Category = namedtuple("Category", ["index", "name"])
Feature = namedtuple("Feature", ["category_index", "distance_from_beginning", "distance_from_end", "contains_digit", "capitalized"])
# Separate up the set of categories, libsvm requires a numerical index so we associate each with an index.
categories = dict()
for index, name in enumerate("B M C S NA".split(' ')):
# LibSVM expects index to start at 1, not 0.
categories[name] = Category(index + 1, name)
categories
Out[0]: {'B': Category(index=1, name='B'),
'C': Category(index=3, name='C'),
'M': Category(index=2, name='M'),
'NA': Category(index=5, name='NA'),
'S': Category(index=4, name='S')}
# Faked set of CSV input for example purposes.
csv_input_lines = """category_index,distance_from_beginning,distance_from_end,contains_digit,capitalized
B,1,10,1,0
M,10,1,0,1
C,2,3,0,1
S,23,2,0,0
NA,12,0,0,1""".split("\n")
# We just ignore the header.
header = csv_input_lines[0]
# A list of Feature namedtuples, this will be trained as lists.
features = list()
for line in csv_input_lines[1:]:
split_values = line.split(',')
# Create a Feature with the values converted to integers.
features.append(Feature(categories[split_values[0]].index, *map(int, split_values[1:])))
features
Out[1]: [Feature(category_index=1, distance_from_beginning=1, distance_from_end=10, contains_digit=1, capitalized=0),
Feature(category_index=2, distance_from_beginning=10, distance_from_end=1, contains_digit=0, capitalized=1),
Feature(category_index=3, distance_from_beginning=2, distance_from_end=3, contains_digit=0, capitalized=1),
Feature(category_index=4, distance_from_beginning=23, distance_from_end=2, contains_digit=0, capitalized=0),
Feature(category_index=5, distance_from_beginning=12, distance_from_end=0, contains_digit=0, capitalized=1)]
# Y is the category index used in training for each Feature.

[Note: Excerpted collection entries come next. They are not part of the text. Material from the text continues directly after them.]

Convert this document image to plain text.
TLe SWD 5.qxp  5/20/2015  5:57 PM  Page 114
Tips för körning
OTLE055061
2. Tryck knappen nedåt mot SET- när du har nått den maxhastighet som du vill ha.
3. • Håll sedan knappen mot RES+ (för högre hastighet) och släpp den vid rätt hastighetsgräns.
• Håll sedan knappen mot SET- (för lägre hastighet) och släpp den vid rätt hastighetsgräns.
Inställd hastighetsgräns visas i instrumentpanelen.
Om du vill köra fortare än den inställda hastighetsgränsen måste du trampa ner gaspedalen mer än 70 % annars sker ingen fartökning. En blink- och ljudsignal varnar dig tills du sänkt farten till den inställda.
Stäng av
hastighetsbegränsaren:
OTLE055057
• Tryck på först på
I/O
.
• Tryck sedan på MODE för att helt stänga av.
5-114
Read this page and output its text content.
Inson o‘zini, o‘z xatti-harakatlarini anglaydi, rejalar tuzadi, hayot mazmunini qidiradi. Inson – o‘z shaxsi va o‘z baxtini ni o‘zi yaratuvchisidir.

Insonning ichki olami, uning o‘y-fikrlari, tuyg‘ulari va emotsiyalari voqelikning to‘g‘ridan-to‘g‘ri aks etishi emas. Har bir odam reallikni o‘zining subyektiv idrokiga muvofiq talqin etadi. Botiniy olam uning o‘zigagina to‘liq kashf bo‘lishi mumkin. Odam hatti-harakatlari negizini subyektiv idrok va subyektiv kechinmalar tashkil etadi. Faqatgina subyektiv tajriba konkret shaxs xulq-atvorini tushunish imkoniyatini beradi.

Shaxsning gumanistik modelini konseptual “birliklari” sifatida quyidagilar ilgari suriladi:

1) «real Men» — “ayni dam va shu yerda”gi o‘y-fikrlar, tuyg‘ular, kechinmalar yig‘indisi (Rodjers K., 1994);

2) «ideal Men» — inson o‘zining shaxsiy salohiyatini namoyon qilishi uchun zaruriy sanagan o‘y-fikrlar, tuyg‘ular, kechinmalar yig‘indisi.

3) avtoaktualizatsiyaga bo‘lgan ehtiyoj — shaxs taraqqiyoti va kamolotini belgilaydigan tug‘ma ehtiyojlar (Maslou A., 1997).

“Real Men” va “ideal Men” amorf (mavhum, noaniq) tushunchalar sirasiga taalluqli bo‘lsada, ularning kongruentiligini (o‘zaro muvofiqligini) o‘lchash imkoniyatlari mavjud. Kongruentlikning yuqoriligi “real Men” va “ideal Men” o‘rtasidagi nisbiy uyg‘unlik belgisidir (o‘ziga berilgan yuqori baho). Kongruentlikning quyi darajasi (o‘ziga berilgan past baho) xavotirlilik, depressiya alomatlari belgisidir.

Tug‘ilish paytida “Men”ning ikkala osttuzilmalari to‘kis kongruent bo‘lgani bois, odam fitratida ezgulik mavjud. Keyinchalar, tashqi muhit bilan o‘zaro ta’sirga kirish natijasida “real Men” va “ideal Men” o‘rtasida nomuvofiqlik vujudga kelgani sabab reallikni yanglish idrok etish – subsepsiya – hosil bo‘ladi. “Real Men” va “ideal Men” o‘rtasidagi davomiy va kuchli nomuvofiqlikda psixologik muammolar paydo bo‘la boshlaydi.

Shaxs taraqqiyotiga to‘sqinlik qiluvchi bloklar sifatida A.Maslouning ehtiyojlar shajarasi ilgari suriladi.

Now it is an array (order important) of all the trained indexes.
y = map(lambda f: f.category_index, features)
# X is the feature vector, for this we convert all the named tuple's values except the category which is at index 0.
x = map(lambda f: list(f)[1:], features)
from svmutil import svm_parameter, svm_problem, svm_train, svm_predict
# Barebones defaults for SVM
param = svm_parameter()
# The (Y,X) parameters should be the train dataset.
prob = svm_problem(y, x)
model=svm_train(prob, param)
# For actual accuracy checking, the (Y,X) parameters should be the test dataset.
p_labels, p_acc, p_vals = svm_predict(y, x, model)
Out[3]: Accuracy = 100% (5/5) (classification)
I hope this example helps, it shouldn't be used for your training. It is meant as an example only because it is inefficient.